What Works: Marshall is a courtroom drama and it does its genre well enough. Courtroom dramas are their own kind of detective story with the defense attorneys attempting to find the truth, present it in a convincing way, and acquit their client. This movie works through the same kinds of scenarios and plot beats familiar from any episode of Law and Order and it ought to satisfy the people who like these kinds of movies. Marshall is well cast and it features some very good performances. Thurgood Marshall is played by Chadwick Boseman, who has distinguished himself as the go-to actor for biographical movies with his performances as Jackie Robinson in 42 and James Brown in Get on Up. Thurgood Marshall is written as a man of wit and intelligence as well as moral clarity and Boseman’s screen presence captures Marshall’s public image. Also impressive is Sterling K. Brown as defendant Joseph Spell.
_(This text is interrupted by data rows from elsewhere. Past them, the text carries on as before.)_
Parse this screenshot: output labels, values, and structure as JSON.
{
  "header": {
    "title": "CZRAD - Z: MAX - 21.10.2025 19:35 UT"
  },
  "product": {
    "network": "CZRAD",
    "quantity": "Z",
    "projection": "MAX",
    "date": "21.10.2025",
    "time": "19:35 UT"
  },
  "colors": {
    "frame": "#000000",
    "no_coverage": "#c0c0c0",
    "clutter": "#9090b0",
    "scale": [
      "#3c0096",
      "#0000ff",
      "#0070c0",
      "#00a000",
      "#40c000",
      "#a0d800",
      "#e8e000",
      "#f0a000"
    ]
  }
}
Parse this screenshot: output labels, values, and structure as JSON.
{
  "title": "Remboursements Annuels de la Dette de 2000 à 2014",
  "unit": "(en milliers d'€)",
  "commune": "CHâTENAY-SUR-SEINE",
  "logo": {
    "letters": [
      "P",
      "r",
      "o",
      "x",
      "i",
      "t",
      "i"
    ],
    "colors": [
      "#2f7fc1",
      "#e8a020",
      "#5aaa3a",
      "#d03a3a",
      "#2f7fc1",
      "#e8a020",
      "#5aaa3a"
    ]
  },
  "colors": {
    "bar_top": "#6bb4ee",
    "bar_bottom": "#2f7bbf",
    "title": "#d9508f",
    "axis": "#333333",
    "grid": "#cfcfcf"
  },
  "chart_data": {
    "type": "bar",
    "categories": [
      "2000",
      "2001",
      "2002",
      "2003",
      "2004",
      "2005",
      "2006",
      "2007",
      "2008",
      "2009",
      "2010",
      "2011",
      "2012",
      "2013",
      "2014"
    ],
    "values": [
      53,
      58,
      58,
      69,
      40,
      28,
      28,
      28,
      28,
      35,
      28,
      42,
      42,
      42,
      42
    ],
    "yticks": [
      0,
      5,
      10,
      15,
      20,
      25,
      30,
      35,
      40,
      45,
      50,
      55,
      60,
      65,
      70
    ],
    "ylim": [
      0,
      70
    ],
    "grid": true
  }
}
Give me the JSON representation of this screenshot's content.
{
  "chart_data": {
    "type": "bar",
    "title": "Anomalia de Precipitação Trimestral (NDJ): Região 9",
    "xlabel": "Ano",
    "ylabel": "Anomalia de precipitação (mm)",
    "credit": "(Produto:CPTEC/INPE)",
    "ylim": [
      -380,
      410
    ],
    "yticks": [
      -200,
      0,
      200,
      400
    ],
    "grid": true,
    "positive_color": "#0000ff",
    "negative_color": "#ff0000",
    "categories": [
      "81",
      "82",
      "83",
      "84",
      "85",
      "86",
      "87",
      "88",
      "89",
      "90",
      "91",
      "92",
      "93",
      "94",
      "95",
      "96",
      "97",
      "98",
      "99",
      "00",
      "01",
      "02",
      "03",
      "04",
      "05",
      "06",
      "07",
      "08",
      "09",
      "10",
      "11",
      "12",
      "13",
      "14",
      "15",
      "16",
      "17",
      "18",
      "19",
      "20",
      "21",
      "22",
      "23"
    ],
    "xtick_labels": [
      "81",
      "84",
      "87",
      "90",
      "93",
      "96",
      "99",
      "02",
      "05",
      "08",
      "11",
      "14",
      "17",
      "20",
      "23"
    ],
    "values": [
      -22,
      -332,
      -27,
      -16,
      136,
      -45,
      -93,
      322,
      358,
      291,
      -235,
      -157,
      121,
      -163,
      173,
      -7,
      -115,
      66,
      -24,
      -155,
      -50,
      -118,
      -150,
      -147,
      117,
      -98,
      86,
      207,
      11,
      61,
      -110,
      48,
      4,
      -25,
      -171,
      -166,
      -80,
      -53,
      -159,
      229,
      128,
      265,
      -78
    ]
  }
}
The character has a complex relationship with the woman he is accused of attacking and Brown’s performance incorporates all the mixed feelings and compromises of his character. The main cast is rounded out by Josh Gad as Sam Friedman, a Jewish insurance lawyer who ends up leading the defense. Gad is quite good as the reluctant hero and he’s the one character with an arc. Through him the movie does something provocative. Marshall takes place in the 1940s while the Jews are being persecuted in Europe and the movie makes a connection between the discrimination against the black community and similar experiences of Jewish Americans.
What Doesn’t: While Marshall does a decent job telling its story and fulfilling the requirements of a courtroom drama, the movie is mostly a missed opportunity. It plays everything too safe and it is far too reverent. A lot of Marshall’s problems are found in its regard for the title character. The movie doesn’t really tell us much of anything about Thurgood Marshall. He is always held at a distance and the filmmakers never characterize him. This is a frequent flaw of movies about famous and well respected people. Marshall is always right and he constantly speaks with authority. The movie never presents him as a man with flaws and weaknesses. Ultimately, this movie isn’t really about Thurgood Marshall or the defendant Joseph Spell. Marshall is really the story of Sam Friedman, played by Josh Gad. He’s the one with a character arc and he’s the most accessible person in the story and indeed much of the plot unfolds from his point of view. And that’s a worthy story to tell but the filmmakers did not seem to realize that Friedman was the real protagonist of their movie and so he’s relegated to a supporting role. Marshall also makes some of the classic mistakes of biographical filmmaking. The movie includes several scenes in which Thurgood Marshall meets other prominent African American figures of his time, namely the poet Langston Hughes and novelist Zora Neale Hurston (played by Jussie Smollett and Rozonda Thomas). These scenes have nothing to do with the thrust of this story. They only exist to show off Marshall’s connections with other famous people. The movie also misses the opportunity to explore some nuance and complexity about sexual assault narratives. The criminal case is about a white woman accusing a black man of sexual assault and—especially coming out at this particular moment—Marshall could have been provocative and relevant to the contemporary audience. But the movie doesn’t actually say very much about any of that.
Bottom Line: Marshall is a by-the-numbers courtroom drama. It’s got good performances and delivers the legal drama that viewers look for in a movie like this. But it’s safe to the point of blandness and the movie does not reveal very much about the life and times of its title character.